We have found that the best way for companies to detect counterfeits of their products is to use a skilled cyber investigator or cyber investigation company.
Counterfeit sellers often fall within one or more of the categories below:
- They are selling products substantially below retail price
- They have a large volume of product available
- They have short domain histories
- They have low-quality websites
- They have been known to sell other counterfeits
Cyber investigators are generally skilled at identifying bad actors engaged in counterfeit online sales, especially if using technology created specifically to stop these types of unauthorized sales.
In working with cyber investigators to identify counterfeit sellers online, they can produce a report with sellers known to sell counterfeits and who potentially fit any of the above criteria. From there, an investigator can purchase the products.
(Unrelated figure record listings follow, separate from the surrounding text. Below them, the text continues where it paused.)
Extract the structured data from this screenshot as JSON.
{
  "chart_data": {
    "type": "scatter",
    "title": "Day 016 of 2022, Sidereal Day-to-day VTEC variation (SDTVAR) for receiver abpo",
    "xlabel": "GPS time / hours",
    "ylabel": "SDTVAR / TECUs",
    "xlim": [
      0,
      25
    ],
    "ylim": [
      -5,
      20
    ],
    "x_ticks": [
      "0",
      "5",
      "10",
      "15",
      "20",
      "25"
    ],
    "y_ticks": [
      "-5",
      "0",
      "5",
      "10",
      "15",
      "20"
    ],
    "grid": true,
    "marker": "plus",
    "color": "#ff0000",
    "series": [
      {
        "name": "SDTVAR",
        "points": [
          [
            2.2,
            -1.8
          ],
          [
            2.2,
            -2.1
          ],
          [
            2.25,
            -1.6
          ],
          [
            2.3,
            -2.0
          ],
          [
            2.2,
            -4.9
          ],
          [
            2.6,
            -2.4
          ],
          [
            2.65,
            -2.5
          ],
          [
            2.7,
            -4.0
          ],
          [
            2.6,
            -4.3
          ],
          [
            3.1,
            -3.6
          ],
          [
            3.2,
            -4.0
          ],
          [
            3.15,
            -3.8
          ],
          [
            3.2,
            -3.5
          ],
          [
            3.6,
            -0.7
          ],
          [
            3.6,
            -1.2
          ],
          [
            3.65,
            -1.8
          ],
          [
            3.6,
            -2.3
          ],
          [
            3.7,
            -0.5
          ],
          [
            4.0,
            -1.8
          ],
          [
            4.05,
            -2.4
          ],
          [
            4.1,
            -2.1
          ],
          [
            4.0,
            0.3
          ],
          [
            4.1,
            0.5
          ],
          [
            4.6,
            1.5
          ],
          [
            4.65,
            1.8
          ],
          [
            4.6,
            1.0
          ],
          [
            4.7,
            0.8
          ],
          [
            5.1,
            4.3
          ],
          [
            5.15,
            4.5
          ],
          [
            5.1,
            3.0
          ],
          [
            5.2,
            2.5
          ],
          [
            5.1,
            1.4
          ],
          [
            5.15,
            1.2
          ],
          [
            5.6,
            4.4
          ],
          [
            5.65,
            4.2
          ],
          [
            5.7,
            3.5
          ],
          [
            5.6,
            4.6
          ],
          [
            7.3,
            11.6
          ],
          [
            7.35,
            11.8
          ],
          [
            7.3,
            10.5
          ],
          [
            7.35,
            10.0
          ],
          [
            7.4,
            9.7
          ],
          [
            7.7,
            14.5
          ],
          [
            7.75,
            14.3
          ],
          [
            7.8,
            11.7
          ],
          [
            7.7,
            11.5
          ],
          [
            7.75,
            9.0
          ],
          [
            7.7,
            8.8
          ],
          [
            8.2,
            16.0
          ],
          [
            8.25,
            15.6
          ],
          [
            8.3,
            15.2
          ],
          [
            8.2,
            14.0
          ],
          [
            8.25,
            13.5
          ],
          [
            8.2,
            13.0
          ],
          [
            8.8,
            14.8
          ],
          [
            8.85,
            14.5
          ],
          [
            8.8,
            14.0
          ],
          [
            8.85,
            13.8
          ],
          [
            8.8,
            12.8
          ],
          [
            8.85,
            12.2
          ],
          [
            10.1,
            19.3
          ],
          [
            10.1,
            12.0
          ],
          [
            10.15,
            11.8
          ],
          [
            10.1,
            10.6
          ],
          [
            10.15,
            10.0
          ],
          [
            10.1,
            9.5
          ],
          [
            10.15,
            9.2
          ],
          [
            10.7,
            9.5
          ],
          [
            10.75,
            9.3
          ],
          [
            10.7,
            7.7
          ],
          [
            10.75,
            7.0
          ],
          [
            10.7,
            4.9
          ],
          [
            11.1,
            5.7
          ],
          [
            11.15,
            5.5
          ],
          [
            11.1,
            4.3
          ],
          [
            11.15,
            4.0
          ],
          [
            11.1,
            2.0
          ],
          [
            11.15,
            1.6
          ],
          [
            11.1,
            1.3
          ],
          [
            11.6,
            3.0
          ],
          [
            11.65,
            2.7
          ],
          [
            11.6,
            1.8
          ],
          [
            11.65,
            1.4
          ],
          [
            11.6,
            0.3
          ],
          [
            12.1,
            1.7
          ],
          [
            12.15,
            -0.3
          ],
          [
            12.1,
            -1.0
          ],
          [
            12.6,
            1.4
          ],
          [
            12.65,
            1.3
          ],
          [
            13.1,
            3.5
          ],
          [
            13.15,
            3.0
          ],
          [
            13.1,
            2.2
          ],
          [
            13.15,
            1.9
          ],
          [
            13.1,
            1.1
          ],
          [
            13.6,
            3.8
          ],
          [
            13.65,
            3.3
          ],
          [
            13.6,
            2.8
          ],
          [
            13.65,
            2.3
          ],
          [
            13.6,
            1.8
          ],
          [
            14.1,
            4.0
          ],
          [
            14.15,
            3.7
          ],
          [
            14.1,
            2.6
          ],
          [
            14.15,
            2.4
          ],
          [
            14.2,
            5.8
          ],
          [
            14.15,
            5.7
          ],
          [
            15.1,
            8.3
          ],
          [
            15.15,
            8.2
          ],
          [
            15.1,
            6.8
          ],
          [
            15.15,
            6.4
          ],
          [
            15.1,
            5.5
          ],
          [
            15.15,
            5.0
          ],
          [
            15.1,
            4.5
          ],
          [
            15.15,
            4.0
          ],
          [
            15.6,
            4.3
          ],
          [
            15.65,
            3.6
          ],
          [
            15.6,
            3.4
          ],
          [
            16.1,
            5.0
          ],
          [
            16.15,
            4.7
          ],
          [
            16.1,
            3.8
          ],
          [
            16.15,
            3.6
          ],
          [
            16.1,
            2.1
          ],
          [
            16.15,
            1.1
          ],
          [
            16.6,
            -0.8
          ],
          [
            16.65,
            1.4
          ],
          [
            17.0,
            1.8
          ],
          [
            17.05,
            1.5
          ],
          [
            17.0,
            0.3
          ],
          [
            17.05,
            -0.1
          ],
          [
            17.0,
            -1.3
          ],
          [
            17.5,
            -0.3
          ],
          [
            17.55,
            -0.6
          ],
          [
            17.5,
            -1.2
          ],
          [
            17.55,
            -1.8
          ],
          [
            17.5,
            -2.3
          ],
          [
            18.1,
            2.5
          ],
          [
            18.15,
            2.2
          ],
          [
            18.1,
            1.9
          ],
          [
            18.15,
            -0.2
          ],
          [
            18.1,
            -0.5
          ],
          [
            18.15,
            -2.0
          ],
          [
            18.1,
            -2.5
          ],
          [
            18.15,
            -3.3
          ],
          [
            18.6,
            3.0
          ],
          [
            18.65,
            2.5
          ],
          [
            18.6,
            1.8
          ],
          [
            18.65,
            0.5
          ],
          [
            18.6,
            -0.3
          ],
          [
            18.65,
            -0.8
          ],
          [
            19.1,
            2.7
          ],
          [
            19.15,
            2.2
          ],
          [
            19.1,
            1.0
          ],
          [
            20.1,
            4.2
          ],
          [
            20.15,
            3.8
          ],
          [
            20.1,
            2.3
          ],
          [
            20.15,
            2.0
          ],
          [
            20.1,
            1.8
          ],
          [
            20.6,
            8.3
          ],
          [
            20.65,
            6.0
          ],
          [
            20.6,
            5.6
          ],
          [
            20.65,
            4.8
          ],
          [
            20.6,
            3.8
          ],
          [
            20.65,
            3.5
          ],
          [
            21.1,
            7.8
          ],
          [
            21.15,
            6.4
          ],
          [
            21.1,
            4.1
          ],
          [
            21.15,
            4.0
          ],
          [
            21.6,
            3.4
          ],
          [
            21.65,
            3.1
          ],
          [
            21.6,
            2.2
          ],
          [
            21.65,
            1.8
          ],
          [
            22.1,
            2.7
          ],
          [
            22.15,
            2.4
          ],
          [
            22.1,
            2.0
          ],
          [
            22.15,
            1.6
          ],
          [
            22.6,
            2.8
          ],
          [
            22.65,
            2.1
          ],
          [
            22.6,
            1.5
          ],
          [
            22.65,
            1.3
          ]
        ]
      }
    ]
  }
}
He or she can then inspect the products and make a determination as to whether the products are actual counterfeits.
Companies affected by counterfeits should also work with attorneys skilled at pursuing online sellers and removing the counterfeit sellers using various legal techniques. These techniques can include sending cease and desist letters and obtaining injunctions that can result in the removal of or transfer of websites.
The goal is to remove and stop impermissible counterfeit online sales and sellers, rather than engage in something akin to playing “Whac-A-Mole.” Companies do not want to work to get products down, only to see them pop up again online.
Beyond removing counterfeit products and websites, as well as potentially seizing websites and associated proceeds, counterfeit enforcement efforts should also be geared toward ensuring the unauthorized sellers completely stop cease their unlawful activity.
It is also worth noting that the federal Lanham Act provides for special damages in trademark counterfeiting cases. On top of actual damages, ill-gotten profits, treble damages and attorneys’ fees, Lanham Act also provides for statutory damages ranging anywhere from $1,000 to $200,000 per counterfeit good.
If a court finds counterfeit sales to be willful, that number can rise to as much as $2,000,000. However, it is important to note that to receive counterfeiting protection from the Lanham Act, companies must register their trademarks with the United States Patent and Trademark Office.